Printed in Edenton right after North Carolina's Hillsborough Convention, which ratified the federal Constitution, this document contains the official proceedings of that important gathering. It is a day-by-day minutes-like account of the events of the Convention, as the body deliberated over each and every clause of the proposed document, noting which individual made what motion, who seconded it, and the out-come of the vote. In some instances, full transcripts of remarks made on the floor of the Convention are recorded in verbatim fashion, interspersed between such notations as "after some desultory conversation . . ." Found here are the classic arguments for and against a strong federal government, with the Anti-Federalists being led by Willie Jones and Samuel Spencer, and the Federalists by James Iredell and William R. Davie.

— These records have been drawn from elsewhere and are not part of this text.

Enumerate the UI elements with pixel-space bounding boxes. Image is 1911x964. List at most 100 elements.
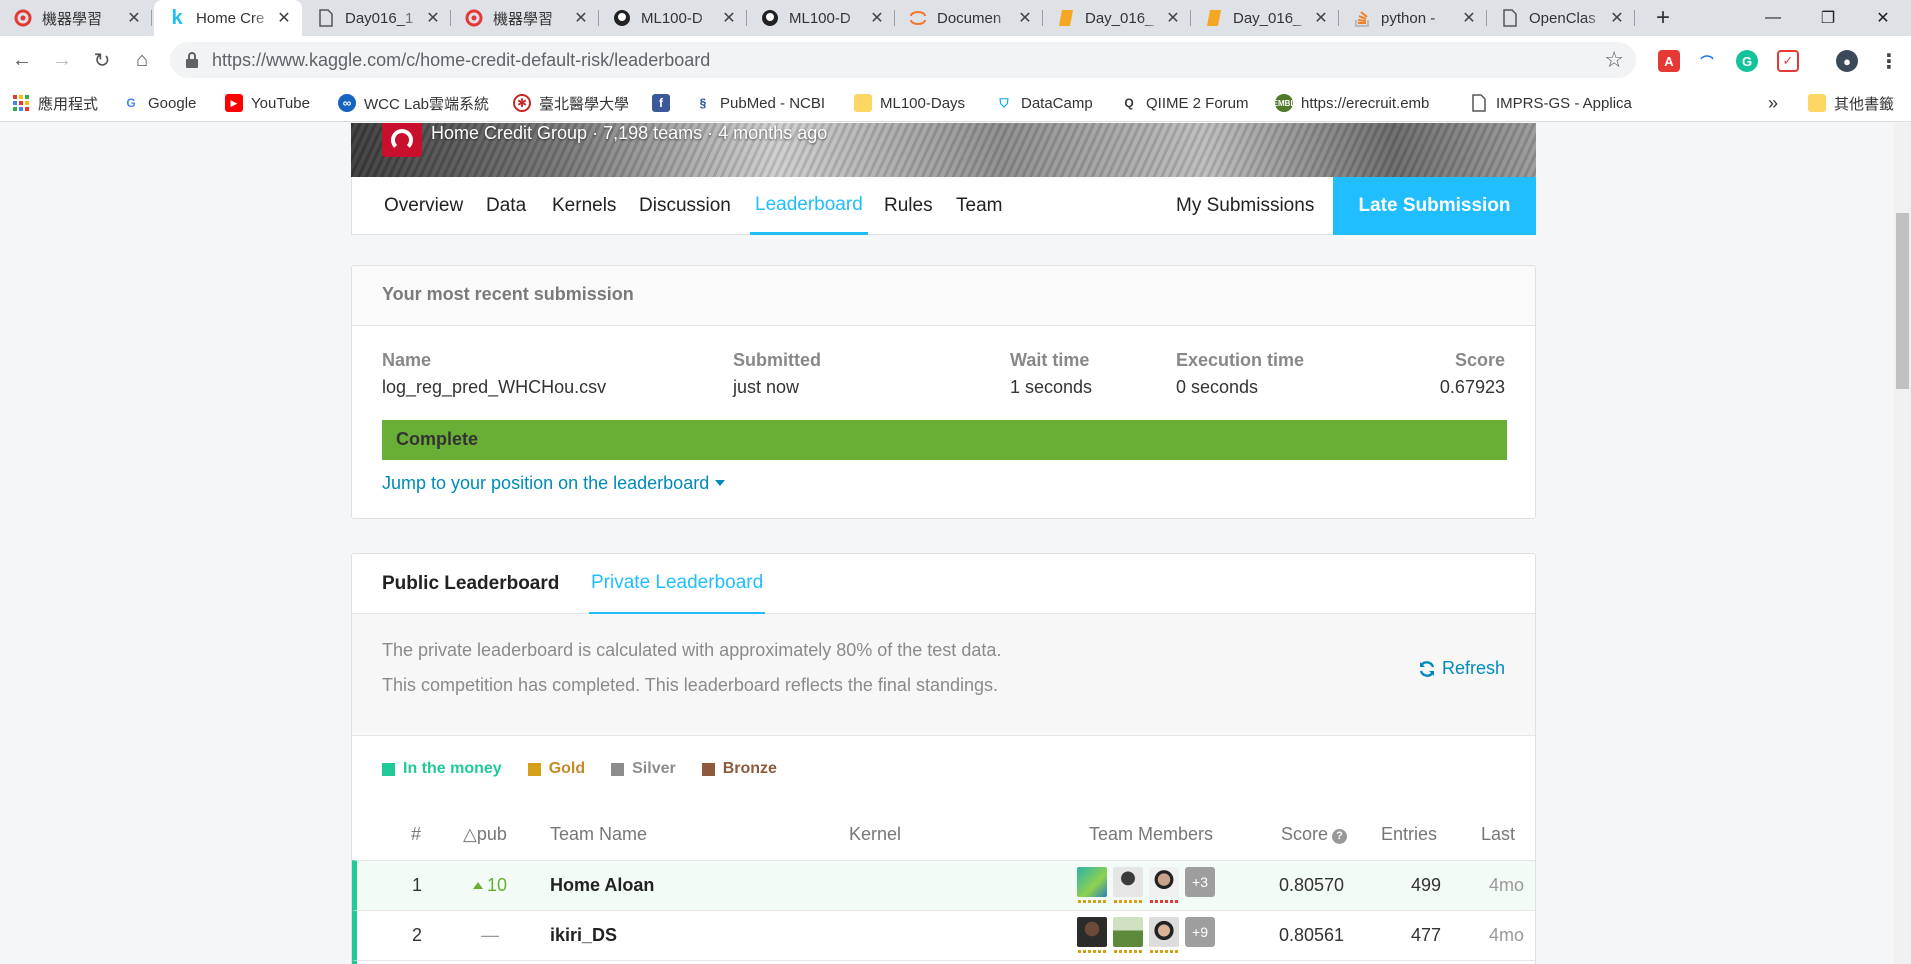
pocket-extension-icon[interactable]: ✓ bbox=[1777, 50, 1799, 72]
more-members-badge[interactable]: +3 bbox=[1185, 867, 1215, 897]
tab-team[interactable]: Team bbox=[956, 177, 1002, 234]
new-tab-button[interactable]: + bbox=[1648, 0, 1678, 36]
team-member-avatar[interactable] bbox=[1113, 917, 1143, 953]
forward-button[interactable]: → bbox=[48, 46, 76, 74]
apps-grid-icon bbox=[12, 94, 30, 112]
tab-private-leaderboard[interactable]: Private Leaderboard bbox=[589, 554, 766, 615]
browser-tab[interactable]: Documen ✕ bbox=[895, 0, 1043, 36]
close-tab-icon[interactable]: ✕ bbox=[1313, 8, 1329, 28]
tab-title: 機器學習 bbox=[42, 10, 103, 28]
tab-public-leaderboard[interactable]: Public Leaderboard bbox=[382, 554, 559, 614]
browser-tab[interactable]: 機器學習 ✕ bbox=[451, 0, 599, 36]
refresh-button[interactable]: Refresh bbox=[1418, 658, 1505, 679]
tab-leaderboard[interactable]: Leaderboard bbox=[750, 177, 868, 235]
tab-kernels[interactable]: Kernels bbox=[552, 177, 616, 234]
browser-tab[interactable]: ML100-D ✕ bbox=[747, 0, 895, 36]
close-tab-icon[interactable]: ✕ bbox=[425, 8, 441, 28]
tab-rules[interactable]: Rules bbox=[884, 177, 933, 234]
info-line-2: This competition has completed. This lea… bbox=[382, 675, 998, 695]
delta-cell: — bbox=[481, 925, 499, 945]
medal-dots bbox=[1114, 900, 1142, 903]
scrollbar-thumb[interactable] bbox=[1896, 213, 1909, 389]
pdf-extension-icon[interactable]: A bbox=[1658, 50, 1680, 72]
bookmark-star-icon[interactable]: ☆ bbox=[1604, 47, 1624, 73]
close-tab-icon[interactable]: ✕ bbox=[1461, 8, 1477, 28]
page-content: Home Credit Group · 7,198 teams · 4 mont… bbox=[0, 123, 1911, 964]
table-row[interactable] bbox=[352, 960, 1535, 964]
back-button[interactable]: ← bbox=[8, 46, 36, 74]
bookmark-label: PubMed - NCBI bbox=[720, 94, 826, 112]
tab-overview[interactable]: Overview bbox=[384, 177, 463, 234]
bookmark-item[interactable]: § PubMed - NCBI bbox=[694, 84, 825, 122]
grammarly-icon[interactable]: G bbox=[1736, 50, 1758, 72]
jump-to-position-link[interactable]: Jump to your position on the leaderboard bbox=[382, 473, 726, 494]
legend-swatch bbox=[611, 762, 625, 776]
colorful-arc-extension-icon[interactable]: ⌒ bbox=[1696, 50, 1718, 72]
tab-title: Home Cre bbox=[196, 9, 265, 27]
bookmark-item[interactable]: ✱ 臺北醫學大學 bbox=[513, 84, 629, 122]
browser-tab[interactable]: python - ✕ bbox=[1339, 0, 1487, 36]
close-tab-icon[interactable]: ✕ bbox=[1165, 8, 1181, 28]
my-submissions-link[interactable]: My Submissions bbox=[1176, 177, 1314, 234]
team-name-link[interactable]: ikiri_DS bbox=[550, 925, 617, 946]
bookmark-item[interactable]: ML100-Days bbox=[854, 84, 965, 122]
browser-tab[interactable]: ML100-D ✕ bbox=[599, 0, 747, 36]
bookmark-item[interactable]: f bbox=[652, 84, 678, 122]
close-tab-icon[interactable]: ✕ bbox=[573, 8, 589, 28]
team-member-avatar[interactable] bbox=[1077, 917, 1107, 953]
bookmark-item[interactable]: G Google bbox=[122, 84, 196, 122]
browser-tab[interactable]: 機器學習 ✕ bbox=[0, 0, 152, 36]
kaggle-k-icon: k bbox=[171, 6, 183, 29]
browser-tab[interactable]: Day_016_ ✕ bbox=[1191, 0, 1339, 36]
bookmarks-overflow-button[interactable]: » bbox=[1768, 84, 1778, 122]
bookmarks-bar: 應用程式 G Google ▶ YouTube ∞ WCC Lab雲端系統 ✱ 臺北醫學… bbox=[0, 84, 1911, 122]
table-row[interactable]: 2 — ikiri_DS +9 0.80561 477 4mo bbox=[352, 910, 1535, 960]
bookmark-item[interactable]: ▶ YouTube bbox=[225, 84, 310, 122]
bookmark-item[interactable]: IMPRS-GS - Applica bbox=[1470, 84, 1632, 122]
browser-tab[interactable]: Day016_1 ✕ bbox=[303, 0, 451, 36]
browser-tab[interactable]: OpenClas ✕ bbox=[1487, 0, 1635, 36]
bookmark-item[interactable]: EMBL https://erecruit.emb bbox=[1273, 84, 1429, 122]
more-members-badge[interactable]: +9 bbox=[1185, 917, 1215, 947]
table-row[interactable]: 1 10 Home Aloan +3 0.80570 499 4mo bbox=[352, 860, 1535, 910]
close-tab-icon[interactable]: ✕ bbox=[126, 8, 142, 28]
close-tab-icon[interactable]: ✕ bbox=[1017, 8, 1033, 28]
bookmark-item[interactable]: 其他書籤 bbox=[1808, 84, 1894, 122]
help-icon[interactable]: ? bbox=[1332, 828, 1348, 844]
close-tab-icon[interactable]: ✕ bbox=[721, 8, 737, 28]
tab-title: OpenClas bbox=[1529, 9, 1596, 27]
bookmark-item[interactable]: ∞ WCC Lab雲端系統 bbox=[338, 84, 489, 122]
late-submission-button[interactable]: Late Submission bbox=[1333, 177, 1536, 235]
leaderboard-card: Public Leaderboard Private Leaderboard T… bbox=[351, 553, 1536, 964]
legend-gold: Gold bbox=[527, 760, 585, 778]
execution-time-label: Execution time bbox=[1176, 350, 1305, 370]
team-member-avatar[interactable] bbox=[1149, 917, 1179, 953]
more-menu-icon[interactable]: ⋮ bbox=[1878, 50, 1900, 73]
tab-data[interactable]: Data bbox=[486, 177, 526, 234]
team-name-link[interactable]: Home Aloan bbox=[550, 875, 654, 896]
address-bar[interactable]: https://www.kaggle.com/c/home-credit-def… bbox=[170, 42, 1636, 78]
close-tab-icon[interactable]: ✕ bbox=[1609, 8, 1625, 28]
team-member-avatar[interactable] bbox=[1113, 867, 1143, 903]
close-tab-icon[interactable]: ✕ bbox=[869, 8, 885, 28]
minimize-window-button[interactable]: — bbox=[1745, 0, 1801, 36]
column-header-delta[interactable]: △pub bbox=[463, 824, 507, 845]
team-member-avatar[interactable] bbox=[1077, 867, 1107, 903]
bookmark-item[interactable]: Q QIIME 2 Forum bbox=[1120, 84, 1248, 122]
tab-discussion[interactable]: Discussion bbox=[639, 177, 731, 234]
browser-tab-active[interactable]: k Home Cre ✕ bbox=[154, 0, 302, 36]
close-window-button[interactable]: ✕ bbox=[1855, 0, 1911, 36]
bookmark-item[interactable]: 應用程式 bbox=[12, 84, 98, 122]
profile-avatar[interactable]: ● bbox=[1836, 50, 1858, 72]
tab-title: Day016_1 bbox=[345, 9, 414, 27]
browser-tab[interactable]: Day_016_ ✕ bbox=[1043, 0, 1191, 36]
score-column: Score 0.67923 bbox=[1440, 350, 1505, 398]
bookmark-item[interactable]: ⛉ DataCamp bbox=[995, 84, 1092, 122]
team-member-avatar[interactable] bbox=[1149, 867, 1179, 903]
page-scrollbar[interactable] bbox=[1894, 123, 1911, 964]
close-tab-icon[interactable]: ✕ bbox=[276, 8, 292, 28]
pubmed-icon: § bbox=[699, 96, 707, 110]
home-icon[interactable]: ⌂ bbox=[128, 46, 156, 74]
restore-window-button[interactable]: ❐ bbox=[1800, 0, 1856, 36]
reload-button[interactable]: ↻ bbox=[88, 46, 116, 74]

The Anti-Federalists feared a tyrannical central government made up of representatives not easily dislodged from their posts. This strong government, they insinuated, would levy heavy taxes and wield intrusive powers such as impeachment of all elected officials (not just those on the federal level). It would be a government that would slowly erode the power of the individual states. Most telling, the Anti-Federalists stated, was the use of the phrase "We the People" in the new document, as opposed to "We the States." Another, perhaps more fundamental, objection to the document by the Anti-federalists was based upon its lack of a written guarantee of basic freedoms. It had no Bill of Rights. The Federalists, on the other hand, bemoaned the disorder and weakness of the present ineffectual federal government, which could hardly pay its bills, lacked a ready mechanism to raise the funds necessary to pay those bills, and which did not have the power to coordinate, much less direct, the activities of the constituent states, a problem that was especially worrisome in matters of national defense. Of special note in these proceedings is the speech of William R. Davie, beginning on page 36, which points out the failure of the Articles of Confederation, the United States' earlier attempt at a form of federal government; the speech of James Iredell, which explains the reasoning behind the length of a Senator's term and also gives a bit of philosophy behind why two houses in the legislature are necessary (beginning on page 59), and Judge Samuel Spencer's primary argument against the Constitution, which notes that the "most certain criterion of happiness" of a people is to be taxed by their most immediate representatives—not politicians at a nation's remove (p. 102).

The more numerous Anti-Federalists members of North Carolina's Constitutional Convention in Hillsborough easily defeated ratification 184-84, and North Carolina, along with Rhode Island remained separate from the new federal government for more than a year. North Carolina finally became the last state to join the original Union when a Bill of Rights was added to the Constitution.